« Un des objectifs du colloque est de réunir différents spécialistes, vétérinaires, médecins, agronomes, spécialistes de l'écologie, techniciens d'élevage, autour de cette pathologie qui reste encore méconnue », confie Guy Joncourt, vétérinaire (Callac, Bretagne) et coordinateur du colloque organisé les 11 et 12 septembre au zoopole de Saint-Brieuc, à Ploufragan, en Bretagne. Ce vétérinaire passionné, qui a diagnostiqué le deuxième cas d'ehrlichiose bovine en 1998 en France, après celui repéré en 1991 dans les Côtes-d'Armor, espère que ce type de manifestation stimulera « de nouvelles recherches à l'échelon national, afin que la maladie soit mieux diagnostiquée, traitée et prévenue ».
Depuis sa description par Hudson et coll. chez les ovins en Ecosse (1932), plusieurs cas ont été rapportés chez l'homme, dont le premier identifié en 1994. Depuis, près de 400 cas cliniques humains ont été recensés aux Etats-Unis.
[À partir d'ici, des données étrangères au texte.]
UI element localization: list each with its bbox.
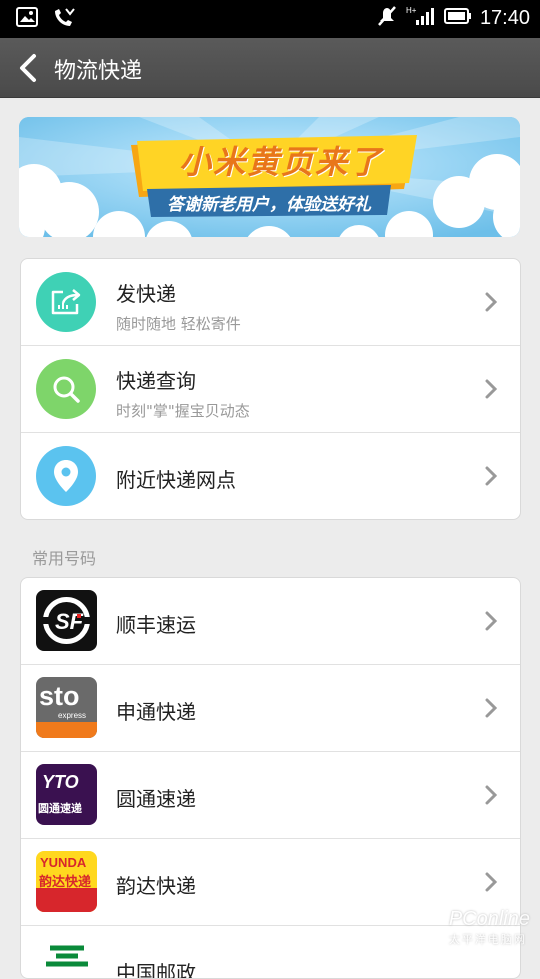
track-express-item[interactable]: 快递查询 时刻"掌"握宝贝动态 <box>21 346 520 433</box>
nearby-outlets-item[interactable]: 附近快递网点 <box>21 433 520 519</box>
chevron-right-icon <box>485 379 498 399</box>
back-arrow-icon <box>20 54 36 82</box>
location-pin-icon <box>36 446 96 506</box>
banner-subline: 答谢新老用户，体验送好礼 <box>167 195 371 215</box>
title-bar: 物流快递 <box>0 38 540 98</box>
nearby-outlets-title: 附近快递网点 <box>116 468 236 492</box>
muted-icon <box>376 5 398 31</box>
send-package-icon <box>36 272 96 332</box>
courier-name: 韵达快递 <box>116 874 196 898</box>
courier-name: 申通快递 <box>116 700 196 724</box>
yunda-logo: YUNDA 韵达快递 <box>36 851 97 912</box>
status-time: 17:40 <box>479 6 530 29</box>
common-numbers-card: SF 顺丰速运 sto express 申通快递 YTO 圆通速递 圆通速递 Y… <box>20 577 521 979</box>
courier-item-yunda[interactable]: YUNDA 韵达快递 韵达快递 <box>21 839 520 926</box>
signal-icon: H+ <box>406 5 436 31</box>
back-button[interactable] <box>14 52 44 84</box>
courier-item-yto[interactable]: YTO 圆通速递 圆通速递 <box>21 752 520 839</box>
courier-item-china-post[interactable]: 中国邮政 <box>21 926 520 979</box>
chevron-right-icon <box>485 785 498 805</box>
chevron-right-icon <box>485 872 498 892</box>
chevron-right-icon <box>485 466 498 486</box>
courier-item-sto[interactable]: sto express 申通快递 <box>21 665 520 752</box>
svg-text:H+: H+ <box>406 6 417 15</box>
send-express-title: 发快递 <box>116 282 176 306</box>
courier-item-sf[interactable]: SF 顺丰速运 <box>21 578 520 665</box>
battery-icon <box>443 8 472 28</box>
phone-missed-icon <box>52 7 76 33</box>
send-express-item[interactable]: 发快递 随时随地 轻松寄件 <box>21 259 520 346</box>
track-express-title: 快递查询 <box>116 369 196 393</box>
sto-logo: sto express <box>36 677 97 738</box>
common-numbers-label: 常用号码 <box>32 549 97 568</box>
yto-logo: YTO 圆通速递 <box>36 764 97 825</box>
page-title: 物流快递 <box>54 59 143 84</box>
send-express-subtitle: 随时随地 轻松寄件 <box>116 315 241 333</box>
promo-banner[interactable]: 小米黄页来了 答谢新老用户，体验送好礼 <box>19 117 520 237</box>
status-bar: H+ 17:40 <box>0 0 540 38</box>
search-icon <box>36 359 96 419</box>
chevron-right-icon <box>485 292 498 312</box>
courier-name: 中国邮政 <box>116 961 196 979</box>
courier-name: 顺丰速运 <box>116 613 196 637</box>
gallery-icon <box>16 7 38 33</box>
track-express-subtitle: 时刻"掌"握宝贝动态 <box>116 402 250 420</box>
sf-logo: SF <box>36 590 97 651</box>
chevron-right-icon <box>485 698 498 718</box>
banner-headline: 小米黄页来了 <box>178 143 383 181</box>
courier-name: 圆通速递 <box>116 787 196 811</box>
chevron-right-icon <box>485 611 498 631</box>
svg-text:SF: SF <box>55 609 84 634</box>
watermark: PConline 太平洋电脑网 <box>448 908 530 946</box>
china-post-logo <box>36 938 97 978</box>
services-card: 发快递 随时随地 轻松寄件 快递查询 时刻"掌"握宝贝动态 附近快递网点 <box>20 258 521 520</box>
Les premiers cas européens sont apparus en Slovénie du Nord puis en Hollande (« New England Journal of Medicine » du 15 avril 1999).
Cette zoonose émergente, une rickettsiose à Anaplasma phagocytphilum, est transmise par la tique, Ixodes ricinus. Si aucun cas clinique n'a encore été identifié en France - une étude épidémiologique est en cours -, « une meilleure pression diagnostique devrait permettre d'identifier les cas », estime Guy Joncour. Car, sur le plan clinique, les symptômes de l'ehrlichiose granulocytique sont peu spécifiques chez l'homme : fièvre, syndrome pseudogrippal avec arthralgies, céphalées, sueurs ; l'éruption cutanée est relativement rare. Sur le plan biologique, il existe une thrombopénie, une leucopénie et une anémie dans la moitié des cas. Des coïnfections peuvent exister avec la borréliose de Lyme et l'encéphalite à tiques. « C'est une maladie des biotopes qui n'existent qu'en foyer, là où les conditions sont favorables aux tiques qui ne sont que les vecteurs de la maladie ».
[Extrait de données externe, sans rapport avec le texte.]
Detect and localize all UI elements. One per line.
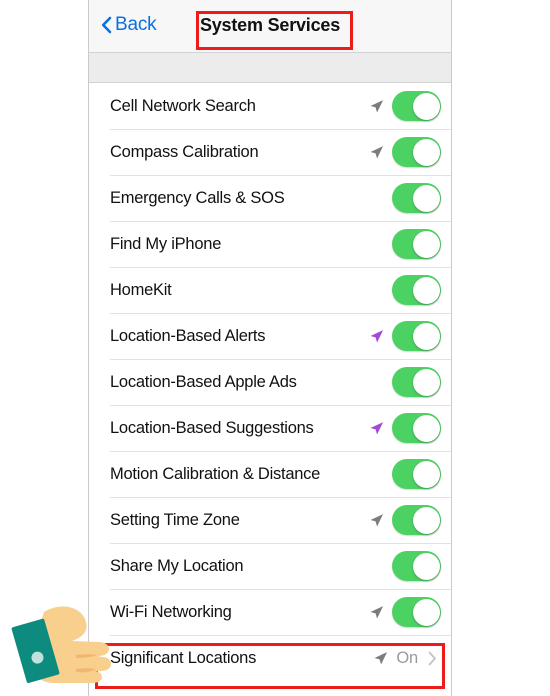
toggle-switch[interactable] xyxy=(392,413,441,443)
location-services-arrow-icon xyxy=(369,605,384,620)
location-services-arrow-icon xyxy=(369,329,384,344)
list-item[interactable]: Setting Time Zone xyxy=(89,497,451,543)
location-services-arrow-icon xyxy=(373,651,388,666)
list-item-control xyxy=(369,229,441,259)
list-item-control xyxy=(369,275,441,305)
toggle-switch[interactable] xyxy=(392,183,441,213)
list-item[interactable]: Find My iPhone xyxy=(89,221,451,267)
list-item[interactable]: Location-Based Alerts xyxy=(89,313,451,359)
toggle-switch[interactable] xyxy=(392,505,441,535)
location-services-arrow-icon xyxy=(369,421,384,436)
list-item-label: Location-Based Apple Ads xyxy=(110,372,297,391)
list-item-label: Find My iPhone xyxy=(110,234,222,253)
system-services-list: Cell Network Search Compass Calibration Em… xyxy=(89,83,451,681)
toggle-knob xyxy=(412,368,440,396)
toggle-switch[interactable] xyxy=(392,137,441,167)
toggle-knob xyxy=(412,92,440,120)
toggle-knob xyxy=(412,138,440,166)
list-item-label: Significant Locations xyxy=(110,648,257,667)
list-item[interactable]: Share My Location xyxy=(89,543,451,589)
list-item-label: Location-Based Suggestions xyxy=(110,418,314,437)
list-item[interactable]: Wi-Fi Networking xyxy=(89,589,451,635)
list-item-label: Cell Network Search xyxy=(110,96,256,115)
toggle-knob xyxy=(412,276,440,304)
chevron-right-icon xyxy=(428,651,437,666)
list-item[interactable]: Cell Network Search xyxy=(89,83,451,129)
list-item-label: Emergency Calls & SOS xyxy=(110,188,285,207)
toggle-knob xyxy=(412,184,440,212)
list-item-control xyxy=(369,551,441,581)
list-item-control xyxy=(369,183,441,213)
list-item-control xyxy=(369,321,441,351)
list-item[interactable]: Motion Calibration & Distance xyxy=(89,451,451,497)
navigation-bar: Back System Services xyxy=(89,0,451,53)
toggle-switch[interactable] xyxy=(392,367,441,397)
location-services-arrow-icon xyxy=(369,513,384,528)
list-item[interactable]: HomeKit xyxy=(89,267,451,313)
list-item-control xyxy=(369,91,441,121)
list-item-control xyxy=(369,137,441,167)
list-item-label: HomeKit xyxy=(110,280,172,299)
location-services-arrow-icon xyxy=(369,99,384,114)
list-item-label: Wi-Fi Networking xyxy=(110,602,232,621)
list-item-label: Motion Calibration & Distance xyxy=(110,464,321,483)
toggle-switch[interactable] xyxy=(392,91,441,121)
list-item-label: Compass Calibration xyxy=(110,142,259,161)
section-spacer xyxy=(89,53,451,83)
list-item[interactable]: Location-Based Apple Ads xyxy=(89,359,451,405)
list-item[interactable]: Location-Based Suggestions xyxy=(89,405,451,451)
list-item-control xyxy=(369,367,441,397)
list-item-control xyxy=(369,413,441,443)
location-services-arrow-icon xyxy=(369,145,384,160)
list-item-control xyxy=(369,505,441,535)
toggle-switch[interactable] xyxy=(392,275,441,305)
toggle-knob xyxy=(412,598,440,626)
toggle-knob xyxy=(412,230,440,258)
list-item-control xyxy=(369,597,441,627)
pointing-hand-cursor xyxy=(6,598,116,688)
toggle-switch[interactable] xyxy=(392,459,441,489)
list-item-label: Share My Location xyxy=(110,556,244,575)
list-item[interactable]: Emergency Calls & SOS xyxy=(89,175,451,221)
toggle-switch[interactable] xyxy=(392,597,441,627)
toggle-switch[interactable] xyxy=(392,229,441,259)
page-title: System Services xyxy=(199,15,341,35)
list-item-label: Setting Time Zone xyxy=(110,510,240,529)
toggle-knob xyxy=(412,460,440,488)
toggle-knob xyxy=(412,506,440,534)
toggle-knob xyxy=(412,414,440,442)
phone-screen: Back System Services Cell Network Search… xyxy=(88,0,452,696)
list-item[interactable]: Compass Calibration xyxy=(89,129,451,175)
list-item-control: On xyxy=(373,649,441,668)
toggle-knob xyxy=(412,322,440,350)
list-item-label: Location-Based Alerts xyxy=(110,326,266,345)
list-item-control xyxy=(369,459,441,489)
list-item[interactable]: Significant Locations On xyxy=(89,635,451,681)
toggle-knob xyxy=(412,552,440,580)
row-value: On xyxy=(396,648,418,667)
toggle-switch[interactable] xyxy=(392,321,441,351)
toggle-switch[interactable] xyxy=(392,551,441,581)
Coordinateur d'une étude des unions régionales des groupements techniques vétérinaires de Bretagne et des Pays de la Loire, Guy Joncour assure que « l'information et la sensibilisation de ses confrères du Grand Ouest a abouti à de nombreux diagnostics de terrain et de laboratoire. Aux moins 80 foyers bovins ont déjà pu être identifiés de 1998 à février 2003 ». Et, affirme-t-il, la Bretagne et les Pays de la Loire ne sont pas les seules touchées, puisque 25 départements d'autres régions ont signalé des cas d'ehrlichiose bovine.
Des espèces sentinelles
En effet, si les bovins et l'homme sont des hôtes définitifs pour la bactérie, le chevreuil et le renard en sont les grands réservoirs, tout comme les mulots constituent les petits réservoirs. Parmi ces espèces, la faune sauvage constitue une sentinelle pour l'animal domestique et ce dernier est une espèce sentinelle pour l'homme. « Le chevreuil est une sentinelle pour la vache, tandis que la vache est une sentinelle pour l'homme », résume Guy Joncour . Dans cette maladie où la barrière d'espèce n'existe pas, des cas chez les bovins laissent supposer des cas de séropositivité chez l'homme. D'un point de vue pratique, il faut savoir évoquer cette pathologie en cas de fièvre après une morsure de tique, particulièrement en zone endémique. Le traitement recommandé est la doxycycline.
* Né en 1989, le zoopole est un site créé pour rapprocher différentes structures professionnelles impliquées dans le domaine des sciences du vivant, plus particulièrement en santé animale et en hygiène alimentaire.